Reklame yang berdiri di lokasi strategis tersebut memunculkan tanda tanya terkait legalitas perizinan serta kepatuhannya terhadap regulasi penyelenggaraan reklame di DKI Jakarta.
Sorotan menguat lantaran lokasi tersebut disebut masuk dalam kawasan pengendalian ketat reklame sebagaimana diatur dalam Peraturan Gubernur DKI Jakarta Nomor 100 Tahun 2021. Dalam aturan itu, wilayah Jakarta dibagi menjadi zona ketat, sedang, dan khusus, dengan pembatasan jenis reklame yang diperbolehkan.
Pada zona ketat, pemasangan reklame dengan konstruksi tiang tunggal tidak diperkenankan, terutama di koridor jalan utama dan kawasan strategis yang berkaitan dengan aspek keselamatan dan estetika kota.
Di sisi lain, konstruksi reklame tersebut diketahui telah dipasangi garis penindakan oleh Satpol PP DKI Jakarta, yang mengindikasikan adanya dugaan pelanggaran administratif maupun teknis.
Namun demikian, Kepala Seksi Ketertiban Umum dan Ketenteraman Masyarakat (Kasi Tibum) Satpol PP Jakarta Barat, Edison Butar Butar, mengaku tidak mengetahui secara rinci proses penindakan tersebut.
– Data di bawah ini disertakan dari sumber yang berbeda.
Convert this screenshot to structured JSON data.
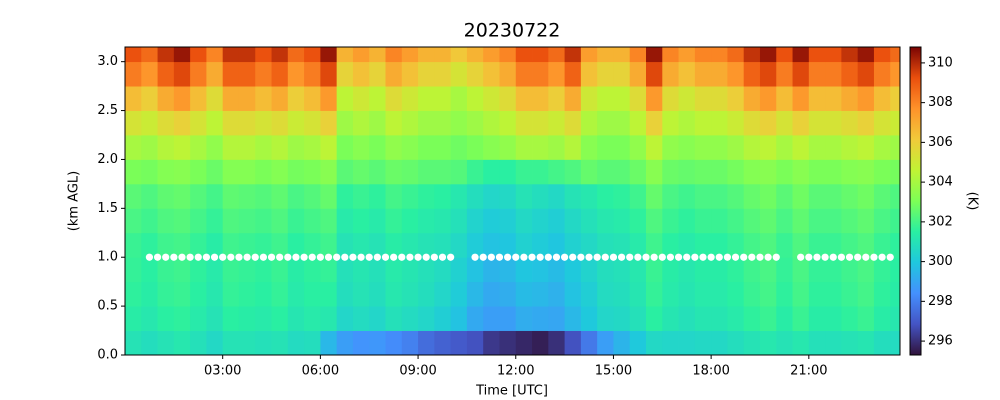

“Penindakan itu dilakukan oleh Satpol PP Provinsi DKI Jakarta, kami tidak mengetahui secara detail,” ujarnya saat dikonfirmasi, Senin (4/5/2026).
Selain dugaan pelanggaran zonasi, reklame tersebut juga dinilai tidak sesuai dengan ketentuan teknis. Berdasarkan regulasi, papan reklame seharusnya melekat pada bangunan dan difungsikan sebagai identitas usaha atau gedung.
Namun dari pantauan di lapangan, konstruksi tersebut berdiri mandiri dengan tiang tunggal, menggunakan pencahayaan eksternal, serta diduga melampaui garis sempadan jalan.
Kondisi ini memunculkan pertanyaan publik terkait efektivitas pengawasan, proses perizinan, hingga konsistensi penegakan aturan oleh instansi terkait.
Sejumlah warga berharap pemerintah daerah dapat memberikan penjelasan terbuka mengenai status legalitas reklame tersebut serta memastikan penegakan aturan dilakukan secara tegas dan tanpa tebang pilih.
Hingga berita ini diturunkan, belum ada keterangan resmi dari instansi perizinan maupun pihak pengelola reklame terkait dasar hukum pembangunan konstruksi tersebut.
Kasus ini menjadi pengingat pentingnya pengawasan ketat terhadap pemanfaatan ruang publik, khususnya lahan fasum dan fasos, guna menjaga ketertiban, keselamatan, serta kepastian hukum di wilayah perkotaan.